Put in a copper basin a quarter of a pound of powdered sugar, two whole raw eggs, and grate in the rind of a quarter of a medium-sized lemon, and with a pastry whip beat the whole sharply for two minutes ; put the basin on a very moderate fire, then beat it vigorously for five minutes more. Remove it from the fire, lay the basin on a table, continue beating slowly for two minutes longer, then give the whip a sharp shake, so that all that adheres to it falls into the basin. Now add a quarter of a pound of flour, and with a wooden spoon mix slowly and carefully the whole for two minutes. Cover a pastry baking-pan with a sheet of brown paper, pour the paste over it, spread out to the thickness of half an inch ; put it into a moderate oven, and let bake for fifteen minutes, then take it out, let cool for another fifteen minutes, and remove from the pan. Place it on a table upside down, remove the paper, and with a knife cut it into small, square, dice-shaped pieces, mixing with them one one of dried currants, as for No. 1080, and one ounce of finely chopped can-died citron.

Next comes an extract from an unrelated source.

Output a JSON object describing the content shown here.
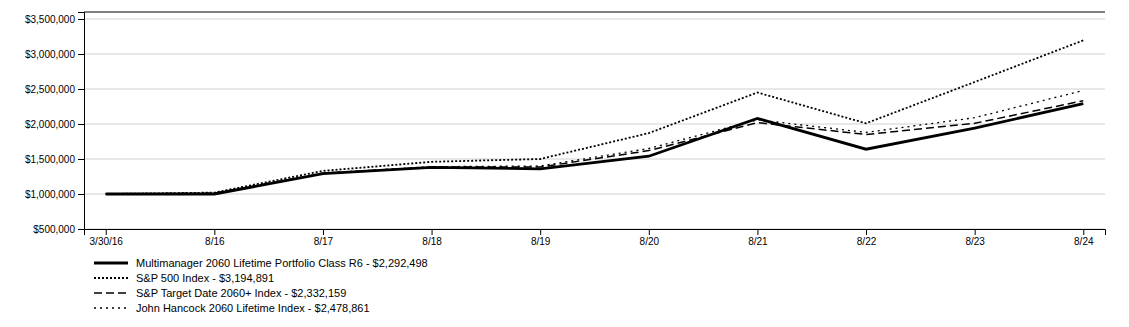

Butter and sugar well six small pudding-molds, each capable of containing one and a half gills. Fill them equally with the above preparation, then put in a vessel four ounces of powdered sugar with two raw eggs ; beat well with a pastry-whip for two minutes, then add a pint of cold milk, mixing again for one minute, strain through a sieve into another vessel, add half a teaspoonful of lemon essence, and stir lightly for one minute more. Pour this slowly over the puddings, a little each time, so as to give the necessary opportunity for it to absorb; lay them on a tin pan, filled to half the height of the molds with warm but not boiling water, then place in a moderate oven to steam for thirty minutes ; remove them from the pan, and lay them in a cool place for one hour, afterwards leaving them in the ice-box until ready to serve. Take a pint of whipped cream, as for No. 1254, put it in a vessel, mixing in for two minutes half a gill of good maraschino, and leave it in the ice-box until ready ; then prepare a cold dessert-dish. Run a thin knife down each pudding sepa-rately, from top to bottom, pass it carefully around the mold, so as to detach them easily. Pour the maraschino sauce over, and send to the table immediately.